During major sporting events, the channel broadcast sports programs all day without commentators and basically took full responsibility for itself, since the Sixth Program of CT broadcast had a very weak transmitter. During school holidays, the First Program of the Central Television was broadcast. During repair work on the transmitters of other programs, the Fourth (educational) Program of the Central Television took over the broadcast of the main programs.

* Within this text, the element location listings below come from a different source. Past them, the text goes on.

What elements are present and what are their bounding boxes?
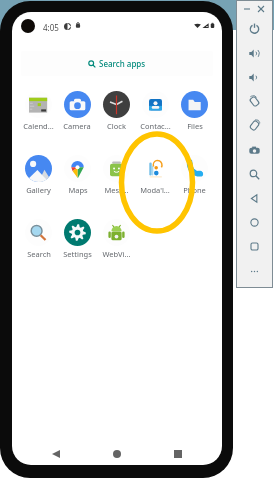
staticText: Clock: [107, 121, 126, 131]
staticText: WebVi...: [102, 249, 131, 259]
button[interactable]: Calend...: [19, 91, 57, 135]
button[interactable]: Volume up: [243, 42, 266, 64]
staticText: Search apps: [99, 58, 146, 69]
button[interactable]: Recents: [169, 445, 187, 463]
button[interactable]: Search apps: [21, 51, 213, 76]
button[interactable]: WebVi...: [97, 219, 135, 263]
button[interactable]: Screenshot: [243, 139, 266, 161]
button[interactable]: Close: [255, 3, 267, 15]
button[interactable]: Rotate right: [243, 114, 266, 136]
button[interactable]: Home: [108, 445, 126, 463]
button[interactable]: Files: [175, 91, 213, 135]
button[interactable]: Phone: [175, 155, 213, 199]
staticText: Calend...: [23, 121, 54, 131]
staticText: 4:05: [43, 22, 59, 33]
staticText: Mess...: [104, 185, 129, 195]
button[interactable]: Contac...: [136, 91, 174, 135]
button[interactable]: Camera: [58, 91, 96, 135]
staticText: Search: [27, 249, 51, 259]
button[interactable]: Back: [243, 187, 266, 209]
staticText: Camera: [63, 121, 91, 131]
staticText: Moda'l...: [140, 185, 170, 195]
button[interactable]: Zoom: [243, 163, 266, 185]
staticText: Settings: [63, 249, 92, 259]
button[interactable]: Volume down: [243, 66, 266, 88]
button[interactable]: Gallery: [19, 155, 57, 199]
button[interactable]: Clock: [97, 91, 135, 135]
button[interactable]: Rotate left: [243, 90, 266, 112]
button[interactable]: Back: [47, 445, 65, 463]
button[interactable]: Search: [19, 219, 57, 263]
button[interactable]: Settings: [58, 219, 96, 263]
staticText: Gallery: [26, 185, 51, 195]
button[interactable]: Moda'l...: [136, 155, 174, 199]
button[interactable]: Power: [243, 17, 266, 39]
staticText: Files: [187, 121, 203, 131]
button[interactable]: Minimize: [241, 3, 253, 15]
staticText: Phone: [183, 185, 206, 195]
button[interactable]: Maps: [58, 155, 96, 199]
staticText: Maps: [68, 185, 88, 195]
button[interactable]: More: [243, 260, 266, 282]
button[interactable]: Home: [243, 211, 266, 233]
button[interactable]: Mess...: [97, 155, 135, 199]
staticText: Contac...: [140, 121, 171, 131]
button[interactable]: Overview: [243, 235, 266, 257]
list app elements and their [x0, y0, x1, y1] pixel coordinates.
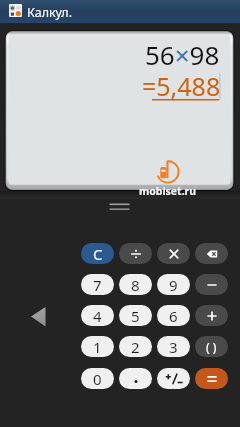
- button[interactable]: 9: [157, 274, 190, 295]
- staticText: 2: [131, 337, 140, 357]
- button[interactable]: 3: [157, 336, 190, 357]
- staticText: 9: [169, 275, 178, 295]
- button[interactable]: Multiply: [157, 243, 190, 264]
- button[interactable]: 4: [81, 305, 114, 326]
- button[interactable]: Minus: [195, 274, 228, 295]
- staticText: 0: [93, 369, 102, 389]
- button[interactable]: ( ): [195, 336, 228, 357]
- button[interactable]: 2: [119, 336, 152, 357]
- staticText: ( ): [206, 339, 217, 355]
- staticText: C: [93, 244, 103, 264]
- staticText: 6: [169, 306, 178, 326]
- button[interactable]: C: [81, 243, 114, 264]
- staticText: 4: [93, 306, 102, 326]
- button[interactable]: 0: [81, 368, 114, 389]
- staticText: =5,488: [142, 69, 221, 99]
- staticText: 3: [169, 337, 178, 357]
- button[interactable]: Decimal point: [157, 368, 190, 389]
- staticText: 56×98: [145, 37, 220, 67]
- button[interactable]: Backspace: [195, 243, 228, 264]
- staticText: Калкул.: [27, 4, 73, 21]
- button[interactable]: Plus: [195, 305, 228, 326]
- button[interactable]: Divide: [119, 243, 152, 264]
- button[interactable]: 8: [119, 274, 152, 295]
- button[interactable]: 1: [81, 336, 114, 357]
- button[interactable]: Decimal point: [119, 368, 152, 389]
- staticText: 8: [131, 275, 140, 295]
- staticText: 7: [93, 275, 102, 295]
- staticText: mobiset.ru: [139, 184, 197, 198]
- button[interactable]: 7: [81, 274, 114, 295]
- staticText: 1: [93, 337, 102, 357]
- button[interactable]: 5: [119, 305, 152, 326]
- button[interactable]: Equals: [195, 368, 228, 389]
- staticText: 5: [131, 306, 140, 326]
- button[interactable]: 6: [157, 305, 190, 326]
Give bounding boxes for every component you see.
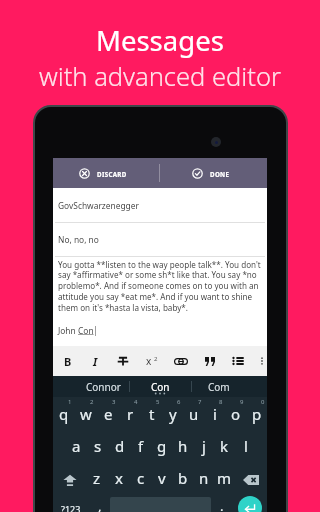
button[interactable]: Enter [238,496,262,512]
staticText: f [138,436,144,456]
button[interactable]: l [235,429,256,461]
staticText: e [104,404,113,424]
staticText: x [146,354,152,366]
staticText: s [94,436,102,456]
staticText: i [213,404,217,424]
staticText: I [93,354,98,369]
button[interactable]: x [108,461,130,493]
staticText: ?123 [61,503,81,512]
staticText: 5 [156,398,160,406]
button[interactable]: b [172,461,193,493]
button[interactable]: 2 [75,397,97,429]
staticText: n [199,468,209,488]
button[interactable]: j [193,429,214,461]
staticText: with advanced editor [39,59,282,94]
button[interactable]: Con [129,376,191,397]
button[interactable]: 3 [97,397,119,429]
button[interactable]: Com [191,376,267,397]
staticText: B [64,354,72,369]
button[interactable]: Comma [89,493,110,512]
staticText: b [178,468,188,488]
staticText: 2 [90,398,94,406]
button[interactable]: ?123 [53,493,89,512]
button[interactable]: Bulleted list [225,346,251,376]
staticText: Con [151,380,170,394]
staticText: Connor [86,380,121,394]
staticText: 2 [154,355,158,363]
button[interactable]: s [87,429,109,461]
staticText: v [158,468,166,488]
button[interactable]: Link [168,346,194,376]
button[interactable]: c [130,461,151,493]
button[interactable]: 5 [141,397,162,429]
staticText: John [58,325,78,336]
button[interactable]: 0 [246,397,267,429]
button[interactable]: g [151,429,172,461]
button[interactable]: DISCARD [53,158,159,188]
staticText: q [59,404,69,424]
button[interactable]: k [214,429,235,461]
button[interactable]: 4 [119,397,141,429]
button[interactable]: Connor [53,376,129,397]
staticText: No, no, no [58,234,99,245]
staticText: DONE [210,170,230,178]
button[interactable]: Italic [82,346,108,376]
staticText: You gotta **listen to the way people tal… [58,259,263,314]
button[interactable]: More formatting options [256,346,268,376]
staticText: 0 [261,398,265,406]
staticText: 1 [68,398,72,406]
button[interactable]: Strikethrough [110,346,136,376]
staticText: g [157,436,167,456]
button[interactable]: Bold [55,346,81,376]
staticText: r [127,404,134,424]
staticText: z [93,468,101,488]
button[interactable]: v [151,461,172,493]
staticText: 6 [177,398,181,406]
staticText: m [217,468,232,488]
button[interactable]: Superscript [139,346,165,376]
button[interactable]: 7 [183,397,204,429]
staticText: y [169,404,177,424]
button[interactable]: f [130,429,151,461]
button[interactable]: m [214,461,235,493]
staticText: 4 [134,398,138,406]
button[interactable]: Shift [53,461,86,493]
button[interactable]: a [65,429,87,461]
staticText: l [244,436,248,456]
staticText: d [115,436,125,456]
staticText: x [115,468,123,488]
staticText: . [220,497,224,512]
staticText: Con [78,325,94,336]
staticText: u [189,404,199,424]
button[interactable]: 1 [53,397,75,429]
button[interactable]: n [193,461,214,493]
button[interactable]: 8 [204,397,225,429]
staticText: p [252,404,262,424]
button[interactable]: 6 [162,397,183,429]
button[interactable]: 9 [225,397,246,429]
staticText: j [202,436,206,456]
staticText: h [178,436,188,456]
button[interactable]: DONE [160,158,267,188]
staticText: k [220,436,229,456]
staticText: GovSchwarzenegger [58,200,139,211]
button[interactable]: z [86,461,108,493]
button[interactable]: Backspace [235,461,267,493]
staticText: Com [208,380,230,394]
staticText: c [137,468,145,488]
button[interactable]: h [172,429,193,461]
button[interactable]: d [109,429,130,461]
staticText: w [80,404,92,424]
button[interactable]: Quote [197,346,223,376]
staticText: , [98,497,102,512]
staticText: 3 [112,398,116,406]
button[interactable]: Period [211,493,232,512]
staticText: 7 [198,398,202,406]
staticText: a [72,436,81,456]
staticText: t [149,404,155,424]
staticText: DISCARD [97,170,127,178]
staticText: 8 [219,398,223,406]
staticText: Messages [96,22,224,59]
staticText: o [231,404,241,424]
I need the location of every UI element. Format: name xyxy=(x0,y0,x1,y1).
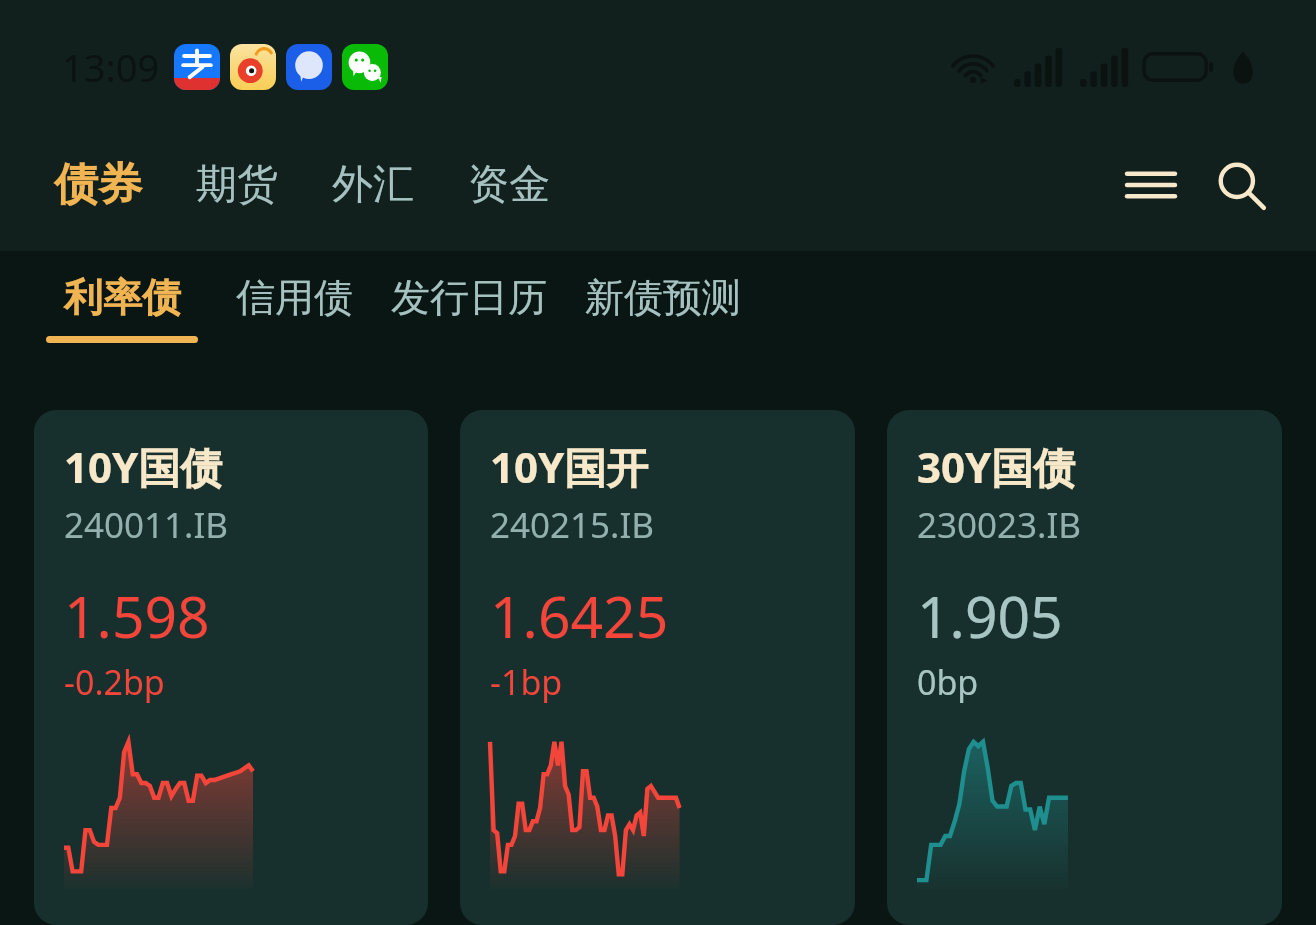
button[interactable]: 资金 xyxy=(460,149,558,221)
staticText: 240011.IB xyxy=(64,501,229,549)
staticText: -1bp xyxy=(490,659,563,705)
staticText: 信用债 xyxy=(236,273,353,322)
button[interactable]: 新债预测 xyxy=(579,273,747,336)
button[interactable]: 30Y国债 xyxy=(887,410,1282,925)
staticText: 资金 xyxy=(468,159,550,211)
button[interactable]: 期货 xyxy=(188,149,286,221)
staticText: 0bp xyxy=(917,659,979,705)
staticText: 10Y国开 xyxy=(490,438,649,495)
staticText: 外汇 xyxy=(332,159,414,211)
staticText: 期货 xyxy=(196,159,278,211)
button[interactable]: 利率债 xyxy=(40,273,204,343)
staticText: 债券 xyxy=(54,157,142,212)
button[interactable]: 发行日历 xyxy=(385,273,553,336)
staticText: 13:09 xyxy=(62,41,160,93)
button[interactable]: Search xyxy=(1202,146,1280,224)
button[interactable]: 外汇 xyxy=(324,149,422,221)
staticText: 发行日历 xyxy=(391,273,547,322)
button[interactable]: Menu xyxy=(1112,146,1190,224)
button[interactable]: 10Y国债 xyxy=(34,410,428,925)
staticText: 30Y国债 xyxy=(917,438,1076,495)
staticText: 新债预测 xyxy=(585,273,741,322)
staticText: 240215.IB xyxy=(490,501,655,549)
staticText: 利率债 xyxy=(64,273,181,322)
staticText: 1.905 xyxy=(917,577,1063,655)
staticText: 230023.IB xyxy=(917,501,1082,549)
staticText: 10Y国债 xyxy=(64,438,223,495)
staticText: 1.598 xyxy=(64,577,210,655)
staticText: -0.2bp xyxy=(64,659,165,705)
button[interactable]: 债券 xyxy=(46,147,150,222)
button[interactable]: 10Y国开 xyxy=(460,410,855,925)
staticText: 1.6425 xyxy=(490,577,669,655)
button[interactable]: 信用债 xyxy=(230,273,359,336)
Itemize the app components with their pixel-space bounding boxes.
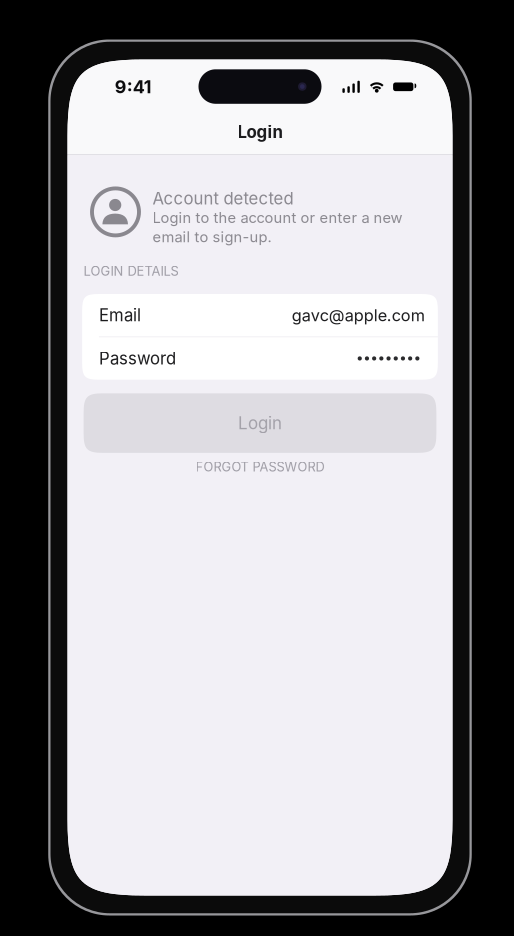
staticText: Account detected	[152, 188, 294, 209]
staticText: FORGOT PASSWORD	[196, 459, 324, 475]
button[interactable]: FORGOT PASSWORD	[68, 456, 452, 478]
staticText: 9:41	[115, 76, 152, 98]
staticText: LOGIN DETAILS	[83, 263, 178, 279]
staticText: Password	[99, 348, 176, 369]
staticText: gavc@apple.com	[292, 305, 425, 325]
button[interactable]: Login	[84, 393, 436, 453]
staticText: Login	[238, 122, 282, 142]
staticText: Login	[238, 413, 282, 433]
staticText: Login to the account or enter a new	[152, 209, 402, 226]
staticText: Email	[99, 305, 141, 325]
staticText: email to sign-up.	[152, 228, 272, 246]
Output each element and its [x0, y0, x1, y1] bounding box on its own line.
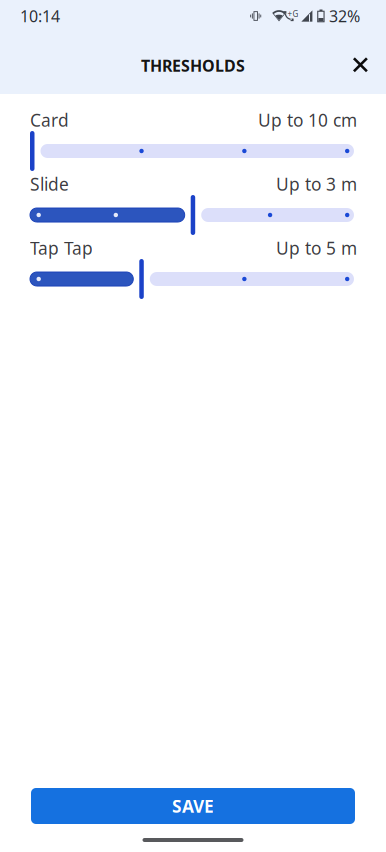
button[interactable]: SAVE	[30, 788, 354, 824]
staticText: +G	[288, 9, 299, 19]
staticText: Slide	[30, 172, 69, 196]
staticText: THRESHOLDS	[141, 55, 245, 76]
button[interactable]: Card threshold, Up to 10 cm	[30, 131, 354, 171]
button[interactable]: Slide threshold, Up to 3 m	[30, 195, 354, 235]
staticText: SAVE	[172, 794, 214, 818]
button[interactable]: Tap Tap threshold, Up to 5 m	[30, 259, 354, 299]
staticText: Card	[30, 108, 69, 132]
staticText: 32%	[329, 5, 360, 27]
staticText: 10:14	[20, 5, 60, 27]
staticText: Up to 3 m	[276, 172, 357, 196]
staticText: Up to 5 m	[276, 236, 357, 260]
staticText: Tap Tap	[30, 236, 93, 260]
staticText: Up to 10 cm	[258, 108, 357, 132]
button[interactable]: Close	[336, 41, 384, 89]
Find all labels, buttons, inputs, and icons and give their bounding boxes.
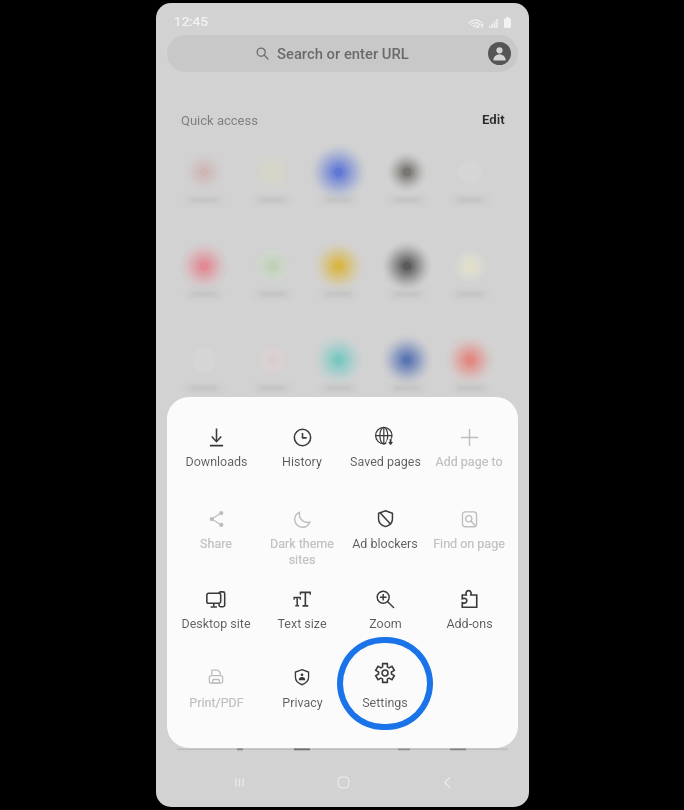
- button[interactable]: Search or enter URL: [167, 35, 518, 72]
- button[interactable]: Desktop site: [174, 588, 258, 650]
- staticText: Search or enter URL: [277, 45, 409, 62]
- button[interactable]: Saved pages: [343, 426, 427, 488]
- staticText: Settings: [362, 695, 408, 710]
- staticText: Privacy: [282, 695, 323, 710]
- button[interactable]: Share: [174, 508, 258, 570]
- button[interactable]: Privacy: [260, 667, 344, 729]
- staticText: Ad blockers: [352, 536, 418, 551]
- staticText: Print/PDF: [189, 695, 244, 710]
- button[interactable]: [427, 667, 511, 729]
- button[interactable]: Edit: [482, 112, 505, 127]
- staticText: 12:45: [174, 13, 208, 29]
- staticText: Downloads: [185, 454, 248, 469]
- staticText: Quick access: [181, 113, 258, 128]
- button[interactable]: Text size: [260, 588, 344, 650]
- button[interactable]: Account: [488, 42, 511, 65]
- staticText: Text size: [277, 616, 327, 631]
- button[interactable]: Add-ons: [427, 588, 511, 650]
- staticText: Zoom: [369, 616, 402, 631]
- staticText: History: [282, 454, 322, 469]
- button[interactable]: Add page to: [427, 426, 511, 488]
- staticText: Share: [200, 536, 232, 551]
- button[interactable]: Dark theme sites: [260, 508, 344, 570]
- staticText: Saved pages: [350, 454, 421, 469]
- button[interactable]: Print/PDF: [174, 667, 258, 729]
- staticText: Desktop site: [181, 616, 251, 631]
- button[interactable]: Ad blockers: [343, 508, 427, 570]
- button[interactable]: Find on page: [427, 508, 511, 570]
- button[interactable]: Downloads: [174, 426, 258, 488]
- staticText: Add-ons: [446, 616, 493, 631]
- staticText: Find on page: [433, 536, 505, 551]
- staticText: Edit: [482, 112, 505, 127]
- button[interactable]: History: [260, 426, 344, 488]
- staticText: Add page to: [435, 454, 503, 469]
- staticText: Dark theme sites: [260, 536, 344, 567]
- button[interactable]: Zoom: [343, 588, 427, 650]
- button[interactable]: Settings: [343, 667, 427, 729]
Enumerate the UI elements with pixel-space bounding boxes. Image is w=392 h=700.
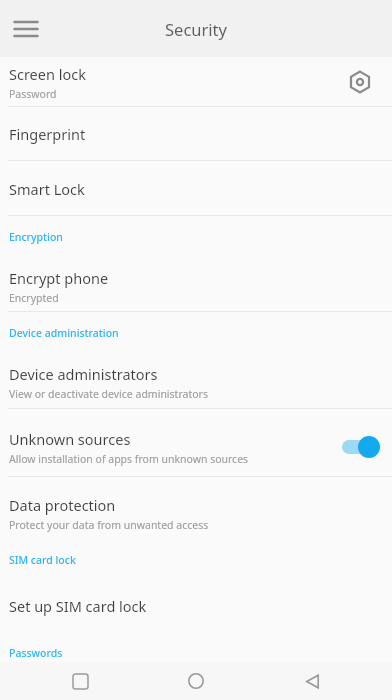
button[interactable]: Screen lock settings bbox=[340, 62, 380, 102]
staticText: Encrypted bbox=[9, 291, 59, 305]
button[interactable]: Menu bbox=[4, 5, 48, 53]
staticText: Allow installation of apps from unknown … bbox=[9, 452, 249, 466]
button[interactable]: Set up SIM card lock bbox=[0, 586, 392, 626]
staticText: Security bbox=[165, 18, 227, 40]
staticText: Fingerprint bbox=[9, 124, 86, 144]
staticText: Screen lock bbox=[9, 64, 86, 84]
staticText: Protect your data from unwanted access bbox=[9, 518, 209, 532]
button[interactable]: Smart Lock bbox=[0, 165, 392, 213]
staticText: View or deactivate device administrators bbox=[9, 387, 208, 401]
staticText: Unknown sources bbox=[9, 429, 131, 449]
button[interactable]: Recents bbox=[58, 662, 102, 700]
staticText: Smart Lock bbox=[9, 179, 85, 199]
staticText: Data protection bbox=[9, 495, 116, 515]
button[interactable]: Fingerprint bbox=[0, 110, 392, 158]
staticText: Encrypt phone bbox=[9, 268, 109, 288]
button[interactable]: Data protection bbox=[0, 490, 392, 536]
button[interactable]: Device administrators bbox=[0, 359, 392, 405]
staticText: Device administration bbox=[9, 326, 119, 340]
staticText: Encryption bbox=[9, 230, 63, 244]
button[interactable]: Encrypt phone bbox=[0, 263, 392, 309]
staticText: Password bbox=[9, 87, 57, 101]
staticText: Passwords bbox=[9, 646, 63, 660]
button[interactable]: Home bbox=[174, 662, 218, 700]
button[interactable]: Screen lock bbox=[0, 58, 392, 106]
staticText: SIM card lock bbox=[9, 553, 76, 567]
staticText: Set up SIM card lock bbox=[9, 596, 147, 616]
staticText: Device administrators bbox=[9, 364, 158, 384]
button[interactable]: Unknown sources bbox=[0, 424, 392, 470]
button[interactable]: Back bbox=[290, 662, 334, 700]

===1988–1991: Educational Program of CT===
On January 16, 1988, the program was renamed the Educational Program of the Central Television (its subject matter remained the same - educational and cognitive). Broadcasting times changed: programs began to be broadcast not only on weekdays and Saturdays, but also on Sundays. At the same time, the start of programs on weekdays and weekends was moved to a later time (as a rule, programs began at 20:00). From the very beginning of 1989, the program began to broadcast on weekends in the morning and during the day. On November 18, 1991, it began to broadcast on weekdays from 18:00 (previously from 19:00), a morning program was added from 11:00 until the beginning of the afternoon break, and the showing of repeats of feature films of Central Television was transferred from the daytime broadcast of the Second Program of Central Television.

On December 27, 1991, as a result of the dissolution of the Soviet Union, and the reorganization of the All-Union State Television and Radio Broadcasting Company into the Ostankino Television and Radio Broadcasting Company, the television channel was reformed into the 4th channel Ostankino but remained under the control of the Government of Russia. The space was later reused as NTV upon its launch in 1994.